OpenAI Releases AI Agent "Operator"
The startup OpenAI has introduced its own AI agent called Operator. This AI agent is designed to perform various tasks on the internet on behalf of the user. Operator has the capability to browse web pages, interact with them, type text, scroll, and click buttons.
This new tool can handle a range of repetitive basic tasks like filling out forms, ordering groceries, or booking hotels. According to OpenAI's announcement, "The ability to use the same interfaces and tools that people interact with daily expands the scope of AI application, helping to save time on everyday tasks and opening up new opportunities for business interaction."

Features of Operator
Operator is powered by a new AI model known as Computer-Using Agent (CUA). This model combines GPT-4o's screen visualization abilities with advanced reasoning through reinforcement learning. The agent can perceive information through screenshots and emulate human actions using a mouse and keyboard.
The CUA model is trained to seek confirmation before finalizing tasks such as making a hotel reservation or sending an email.
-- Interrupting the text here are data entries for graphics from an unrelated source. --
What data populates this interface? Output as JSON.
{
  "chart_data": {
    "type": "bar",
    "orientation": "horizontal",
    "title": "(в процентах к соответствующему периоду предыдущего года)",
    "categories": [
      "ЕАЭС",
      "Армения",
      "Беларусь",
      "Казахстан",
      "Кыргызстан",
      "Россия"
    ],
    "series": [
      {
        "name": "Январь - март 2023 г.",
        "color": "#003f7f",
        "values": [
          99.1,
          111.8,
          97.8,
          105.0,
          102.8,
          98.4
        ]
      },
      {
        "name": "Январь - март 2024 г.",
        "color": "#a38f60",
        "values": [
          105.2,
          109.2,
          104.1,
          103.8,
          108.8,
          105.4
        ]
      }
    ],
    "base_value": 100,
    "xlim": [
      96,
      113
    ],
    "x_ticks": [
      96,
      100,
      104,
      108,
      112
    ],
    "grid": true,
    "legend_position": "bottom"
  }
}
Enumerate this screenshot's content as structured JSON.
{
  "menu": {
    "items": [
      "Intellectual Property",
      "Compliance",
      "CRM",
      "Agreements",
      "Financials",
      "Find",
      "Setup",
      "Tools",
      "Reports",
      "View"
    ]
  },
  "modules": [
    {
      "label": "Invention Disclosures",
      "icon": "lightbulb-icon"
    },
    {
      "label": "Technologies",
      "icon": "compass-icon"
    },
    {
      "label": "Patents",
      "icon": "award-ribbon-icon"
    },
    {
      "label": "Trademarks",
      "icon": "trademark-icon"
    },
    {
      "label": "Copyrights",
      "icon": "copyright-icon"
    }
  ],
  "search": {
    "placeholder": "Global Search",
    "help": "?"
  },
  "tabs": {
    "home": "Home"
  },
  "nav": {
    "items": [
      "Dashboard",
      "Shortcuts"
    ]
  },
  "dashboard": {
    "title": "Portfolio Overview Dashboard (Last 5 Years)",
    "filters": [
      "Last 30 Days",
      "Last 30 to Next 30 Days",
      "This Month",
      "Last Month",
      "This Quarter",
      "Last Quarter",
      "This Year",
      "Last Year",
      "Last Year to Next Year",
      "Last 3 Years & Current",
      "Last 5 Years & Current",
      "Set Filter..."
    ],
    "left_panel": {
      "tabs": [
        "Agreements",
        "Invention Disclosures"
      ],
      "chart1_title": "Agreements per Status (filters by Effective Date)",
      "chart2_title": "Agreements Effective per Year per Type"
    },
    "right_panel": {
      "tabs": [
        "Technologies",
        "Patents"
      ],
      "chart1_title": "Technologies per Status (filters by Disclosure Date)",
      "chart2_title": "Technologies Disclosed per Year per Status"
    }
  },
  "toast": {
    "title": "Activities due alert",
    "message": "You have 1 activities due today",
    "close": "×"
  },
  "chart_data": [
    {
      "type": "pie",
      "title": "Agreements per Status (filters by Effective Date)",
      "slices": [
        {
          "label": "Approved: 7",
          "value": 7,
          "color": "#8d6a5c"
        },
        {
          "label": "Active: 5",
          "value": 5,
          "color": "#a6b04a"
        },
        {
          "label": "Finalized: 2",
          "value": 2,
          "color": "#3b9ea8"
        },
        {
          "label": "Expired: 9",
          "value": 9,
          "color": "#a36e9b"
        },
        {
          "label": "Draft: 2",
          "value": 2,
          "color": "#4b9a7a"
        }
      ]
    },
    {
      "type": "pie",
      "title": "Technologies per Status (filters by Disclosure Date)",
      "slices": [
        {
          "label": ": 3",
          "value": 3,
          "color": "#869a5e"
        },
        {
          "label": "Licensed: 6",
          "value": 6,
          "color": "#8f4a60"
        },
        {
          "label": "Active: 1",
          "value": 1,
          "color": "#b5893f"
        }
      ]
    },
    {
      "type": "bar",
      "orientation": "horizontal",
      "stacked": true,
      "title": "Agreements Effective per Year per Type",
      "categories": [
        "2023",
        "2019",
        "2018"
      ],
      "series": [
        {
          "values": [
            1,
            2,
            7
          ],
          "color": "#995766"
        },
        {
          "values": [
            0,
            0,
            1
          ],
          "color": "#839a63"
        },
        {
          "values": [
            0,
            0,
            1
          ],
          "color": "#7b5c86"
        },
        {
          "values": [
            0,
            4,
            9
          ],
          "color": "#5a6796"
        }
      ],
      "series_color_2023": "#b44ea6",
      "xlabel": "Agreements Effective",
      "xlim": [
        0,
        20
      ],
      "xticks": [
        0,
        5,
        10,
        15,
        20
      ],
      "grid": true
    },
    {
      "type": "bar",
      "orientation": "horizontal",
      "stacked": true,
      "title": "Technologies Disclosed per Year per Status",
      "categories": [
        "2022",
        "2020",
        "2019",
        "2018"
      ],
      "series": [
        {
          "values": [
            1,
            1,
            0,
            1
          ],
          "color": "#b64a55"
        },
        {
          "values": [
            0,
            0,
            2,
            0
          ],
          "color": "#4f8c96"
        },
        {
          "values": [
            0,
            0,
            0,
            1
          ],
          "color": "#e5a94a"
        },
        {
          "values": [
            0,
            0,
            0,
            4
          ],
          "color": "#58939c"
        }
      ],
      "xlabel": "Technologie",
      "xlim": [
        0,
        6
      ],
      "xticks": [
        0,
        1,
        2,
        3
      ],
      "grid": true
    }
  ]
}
Currently, a preliminary research version of Operator is operational and will be further developed based on user feedback.
Availability and Future Plans
Operator is currently available to ChatGPT Pro subscribers for $200 in the US through a special resource. OpenAI's future plans include expanding access to a wider audience. While the agent is not flawless at this stage, it will prompt the user to intervene if it encounters difficulties during a task.

As a comparison, in October 2024, the AI startup Anthropic unveiled an updated version of the Claude 3.5 Sonnet model, which can interact with a computer like a human - performing tasks such as moving the cursor, clicking buttons, and typing text.